Interdire les plateformes aux moins de 15 ans

Parallèlement à ses observations, Laure Miller liste un arsenal de propositions pour mieux réguler Tiktok, et plus largement l'ensemble du secteur des réseaux sociaux.

Longtemps évoquée, la possibilité d'interdire Tiktok n'est pas recommandée par le rapport. C'est par exemple le choix fait par les Etats-Unis, où l'avenir de la plateforme est menacé. Les députés soulignent de leur côté que cette mesure serait "inefficace" et "fragile" juridiquement.

D'autant que d'autres applications similaires pourraient facilement voir le jour. Pour protéger les plus jeunes, les députés préconisent, entre autres, d'interdire les réseaux sociaux aux moins de 15 ans. Ils proposent également d'introduire un couvre-feu numérique pour les réseaux sociaux de 15 à 18 ans, entre 22h et 8h, de généraliser le dispositif "portable en pause" dans les écoles, "d'imposer une diversification des contenus recommandés" ou encore de renforcer les possibilités de l'utilisateur de paramétrer son propre algorithme.

Mais la plupart de ces propositions se heurtent à de nombreux obstacles, notamment juridiques. Que cela soit pour le couvre-feu numérique ou l'interdiction des réseaux aux moins de 15 ans, le gouvernement ne peut pas imposer ses règles sans l'aval de la Commission Européenne.

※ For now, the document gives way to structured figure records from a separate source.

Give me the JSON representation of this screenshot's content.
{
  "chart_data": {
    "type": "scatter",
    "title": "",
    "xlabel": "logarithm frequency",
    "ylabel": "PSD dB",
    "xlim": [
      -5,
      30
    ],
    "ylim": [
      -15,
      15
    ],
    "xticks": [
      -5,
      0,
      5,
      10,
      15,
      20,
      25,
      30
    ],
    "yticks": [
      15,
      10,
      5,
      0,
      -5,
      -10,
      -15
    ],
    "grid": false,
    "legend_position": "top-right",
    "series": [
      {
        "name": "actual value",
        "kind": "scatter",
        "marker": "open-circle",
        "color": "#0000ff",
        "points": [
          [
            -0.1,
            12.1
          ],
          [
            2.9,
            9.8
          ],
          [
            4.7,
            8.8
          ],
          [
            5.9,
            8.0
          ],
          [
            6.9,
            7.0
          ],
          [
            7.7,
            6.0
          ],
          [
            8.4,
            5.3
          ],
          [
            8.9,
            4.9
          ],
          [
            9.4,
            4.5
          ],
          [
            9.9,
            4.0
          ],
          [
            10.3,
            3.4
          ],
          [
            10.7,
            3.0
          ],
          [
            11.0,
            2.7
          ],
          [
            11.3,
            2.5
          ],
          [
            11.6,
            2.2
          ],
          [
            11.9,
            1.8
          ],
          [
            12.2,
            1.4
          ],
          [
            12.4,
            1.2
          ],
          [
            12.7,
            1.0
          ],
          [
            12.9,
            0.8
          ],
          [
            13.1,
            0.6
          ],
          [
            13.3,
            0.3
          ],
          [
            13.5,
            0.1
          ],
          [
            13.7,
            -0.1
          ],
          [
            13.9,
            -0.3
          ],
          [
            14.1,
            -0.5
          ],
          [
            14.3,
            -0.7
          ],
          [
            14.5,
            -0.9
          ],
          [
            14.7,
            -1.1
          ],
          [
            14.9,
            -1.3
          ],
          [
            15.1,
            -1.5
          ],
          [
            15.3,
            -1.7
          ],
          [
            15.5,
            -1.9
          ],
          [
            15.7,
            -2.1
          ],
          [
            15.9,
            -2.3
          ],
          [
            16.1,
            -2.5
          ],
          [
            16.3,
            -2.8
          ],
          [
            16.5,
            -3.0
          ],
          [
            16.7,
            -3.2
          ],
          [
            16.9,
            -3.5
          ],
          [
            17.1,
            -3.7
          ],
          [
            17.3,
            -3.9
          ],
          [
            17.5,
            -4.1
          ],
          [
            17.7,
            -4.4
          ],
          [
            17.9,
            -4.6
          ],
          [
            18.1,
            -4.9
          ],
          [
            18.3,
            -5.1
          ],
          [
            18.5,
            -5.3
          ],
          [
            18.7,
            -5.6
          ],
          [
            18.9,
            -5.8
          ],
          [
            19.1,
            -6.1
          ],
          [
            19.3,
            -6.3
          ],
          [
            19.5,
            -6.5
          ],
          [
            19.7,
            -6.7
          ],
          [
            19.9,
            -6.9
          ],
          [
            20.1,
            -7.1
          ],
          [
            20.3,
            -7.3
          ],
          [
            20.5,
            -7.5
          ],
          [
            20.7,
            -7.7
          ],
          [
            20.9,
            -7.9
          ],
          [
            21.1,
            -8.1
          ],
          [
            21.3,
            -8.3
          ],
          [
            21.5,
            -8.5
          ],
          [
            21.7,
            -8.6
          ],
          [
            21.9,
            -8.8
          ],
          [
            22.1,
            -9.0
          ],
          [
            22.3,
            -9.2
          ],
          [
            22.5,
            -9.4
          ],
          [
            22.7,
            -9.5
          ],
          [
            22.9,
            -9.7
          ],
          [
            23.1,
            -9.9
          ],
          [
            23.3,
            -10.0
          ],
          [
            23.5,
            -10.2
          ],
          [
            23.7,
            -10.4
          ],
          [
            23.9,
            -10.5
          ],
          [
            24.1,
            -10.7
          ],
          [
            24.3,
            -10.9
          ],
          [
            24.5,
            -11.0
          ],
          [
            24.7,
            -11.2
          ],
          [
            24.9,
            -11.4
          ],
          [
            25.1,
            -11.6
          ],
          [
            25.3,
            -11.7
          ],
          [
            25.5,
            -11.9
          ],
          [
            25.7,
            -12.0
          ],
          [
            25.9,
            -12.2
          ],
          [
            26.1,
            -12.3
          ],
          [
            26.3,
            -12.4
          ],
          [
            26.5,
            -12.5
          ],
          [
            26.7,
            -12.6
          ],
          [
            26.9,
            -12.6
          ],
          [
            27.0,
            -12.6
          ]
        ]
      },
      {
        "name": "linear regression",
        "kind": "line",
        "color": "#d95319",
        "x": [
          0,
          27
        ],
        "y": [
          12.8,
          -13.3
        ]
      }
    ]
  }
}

Les députés de la commission ont conscience de cette barrière. Le rapport recommande ainsi de "maintenir la pression" sur l'Union européenne, seule véritable décisionnaire. Mais une convergence des luttes n'est pas non plus à exclure. Le 10 septembre, lors de son discours sur l'état de l'Union européenne, Ursula von der Leyen a en effet déclaré que l'Europe pourrait interdire l'accès aux réseaux sociaux au moins de 16 ans, comme c'est le cas en Australie.

Sur le volet juridique, les députés préconisent de réfléchir à un changement de statut des plateformes. Juridiquement considérées comme hébergeurs, les députés aimeraient qu'elles basculent vers un statut d'éditeur. Enfin, le rapport insiste sur l'importance de financer des études pour mieux étudier les effets des réseaux sur les jeunes.